Foi graças à liberdade dos programadores de escrever softwares que rodam em múltiplos ambientes que muitos programas hoje são uma realidade, sejam softwares de código aberto ou fechado, do Firefox ao Safari (este último, um programa de código fechado da Apple baseado em código aberto do projeto KDE que foi tornado possível através de uma camada de abstração). Liberdade essa que a Apple agora nega aos programadores que queiram fazer programas para rodar no iPhone.
Será que a Microsoft gostou quando a Apple portou o iTunes para o Windows, e levou embora tantos usuários do Windows Media Player? Bom, é a regra do jogo, não é? Que o usuário escolha e vença o melhor programa. "Afinal, o computador é do usuário e ele instala o que quiser." Pois é, só que agora no novo mundo não é assim. Com as "aprovações" nas App Stores, o fabricante se coloca no direito de dizer o que você pode ou não instalar. E com as restrições de linguagem, o fabricante agora diz pros programadores como eles podem ou não programar.
Você pode se perguntar: "Mas peraí -- esse lance de aprovações já não era assim, por exemplo, no mundo dos videogames? Todo jogo precisa ser licenciado para ser lançado para um console, e afinal de contas, um telefone não é um computador." O problema é que o telefone é o primeiro passo. Hoje em dia os telefones são sim computadores e cada vez mais surgem "gadgets" que tomam o lugar dos computadores pessoais para um número cada vez maior de tarefas.

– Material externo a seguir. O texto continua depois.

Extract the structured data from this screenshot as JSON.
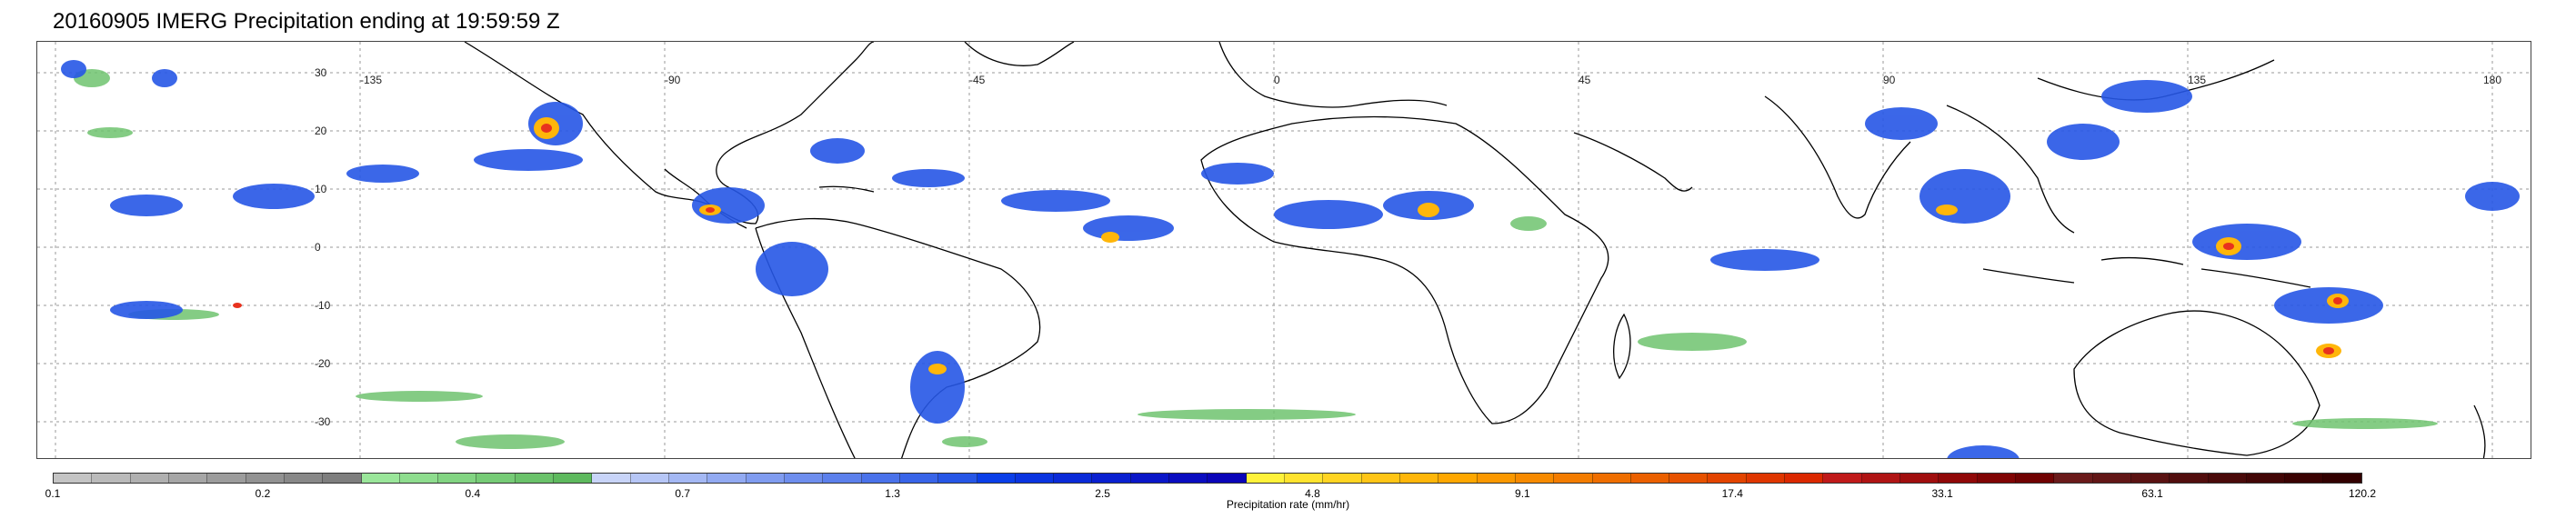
{
  "title": "20160905 IMERG Precipitation ending at 19:59:59 Z",
  "map": {
    "lat_labels": [
      "30",
      "20",
      "10",
      "0",
      "-10",
      "-20",
      "-30"
    ],
    "lon_labels": [
      "-135",
      "-90",
      "-45",
      "0",
      "45",
      "90",
      "135",
      "180"
    ],
    "colors": {
      "coastline": "#000000",
      "gridline": "#999999",
      "light_rain": "#6fc36f",
      "moderate": "#1e5af0",
      "heavy": "#ffd500",
      "intense": "#e8321e",
      "extreme": "#5a0a0a"
    }
  },
  "colorbar": {
    "label": "Precipitation rate (mm/hr)",
    "tick_labels": [
      "0.1",
      "0.2",
      "0.4",
      "0.7",
      "1.3",
      "2.5",
      "4.8",
      "9.1",
      "17.4",
      "33.1",
      "63.1",
      "120.2"
    ],
    "colors": [
      "#c4c4c4",
      "#bababa",
      "#b0b0b0",
      "#a6a6a6",
      "#9c9c9c",
      "#929292",
      "#888888",
      "#7e7e7e",
      "#9ae69a",
      "#8edd8e",
      "#82d482",
      "#76cb76",
      "#6ac26a",
      "#5eb95e",
      "#c8d4f8",
      "#b6c6f6",
      "#a4b8f4",
      "#92aaf2",
      "#809cf0",
      "#6e8eee",
      "#5c80ec",
      "#4a72ea",
      "#3864e8",
      "#2656e6",
      "#0a3ee8",
      "#0a34e0",
      "#0a2ad8",
      "#0a20d0",
      "#0a16c8",
      "#0a0cc0",
      "#0a04b8",
      "#fff23a",
      "#ffe32e",
      "#ffd422",
      "#ffc516",
      "#ffb60a",
      "#ffa700",
      "#fb9800",
      "#f78a00",
      "#f37c00",
      "#ef6e00",
      "#eb6000",
      "#e75200",
      "#e34400",
      "#df3600",
      "#db2800",
      "#c01a1a",
      "#b01414",
      "#a00e0e",
      "#900808",
      "#800404",
      "#700202",
      "#6a1a1a",
      "#621616",
      "#5a1212",
      "#520e0e",
      "#4a0a0a",
      "#420606",
      "#3a0202",
      "#320000"
    ]
  }
}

Acaba que o computador é disfarçado de algo que não parece um computador para que os usuários aceitem ter menos liberdade de escolha do que esperariam de um computador. E mesmo no draconiano mundo do licenciamento de videogames, a liberdade de escolha de linguagens de programação e de desenvolvimento de games portáveis pra múltiplas plataformas sempre foi mantida.
Aquilo que a Apple fez ao portar o iTunes para o Windows, ela agora não permite que os programadores façam. Sob o pretexto de manter a qualidade da plataforma, ela impõe mais e mais restrições, mesmo a própria Apple tendo mostrado com o OSX que se pode fazer uma plataforma de qualidade sem restrições desse tipo. Como disse lá no tweet inicial, isso é ruim para a indústria, ruim para os desenvolvedores, ruim para os usuários finais. Nesse iMundo da Apple, as pessoas têm cada vez menos liberdade de escolha.
Que fique claro: não sou daqueles que simplesmente "odeiam a Apple". Meu primeiro computador foi um clone nacional de Apple II, em 1986. Meu irmão xerocava na tabacaria perto de casa páginas e páginas da revista Nibble (muito cara pra comprar!) com listagens de programas em AppleSoft BASIC. Nos anos 90, quando estava desistindo de tentar conseguir trazer dos EUA um Commodore Amiga, meu sonho de consumo era um Macintosh Performa. Isso tudo antes do primeiro iMac colorido sequer existir. Quando fui pros EUA em 2005 finalmente pude ter um Apple de novo, e comprei um iBook G4, o último modelo com chip PowerPC, logo depois que a Apple anunciou a transição para o chipset Intel (que fez com que os Macs se tornassem, basicamente, PCs bonitos e caros -- que o diga meu amigo Fabio que roda Mac OSX num netbook Dell). É com tristeza que eu vejo uma empresa que já brilhou tanto na indústria promovendo inovação tecnológica agora recorrer a táticas como essa para brigar por mercado.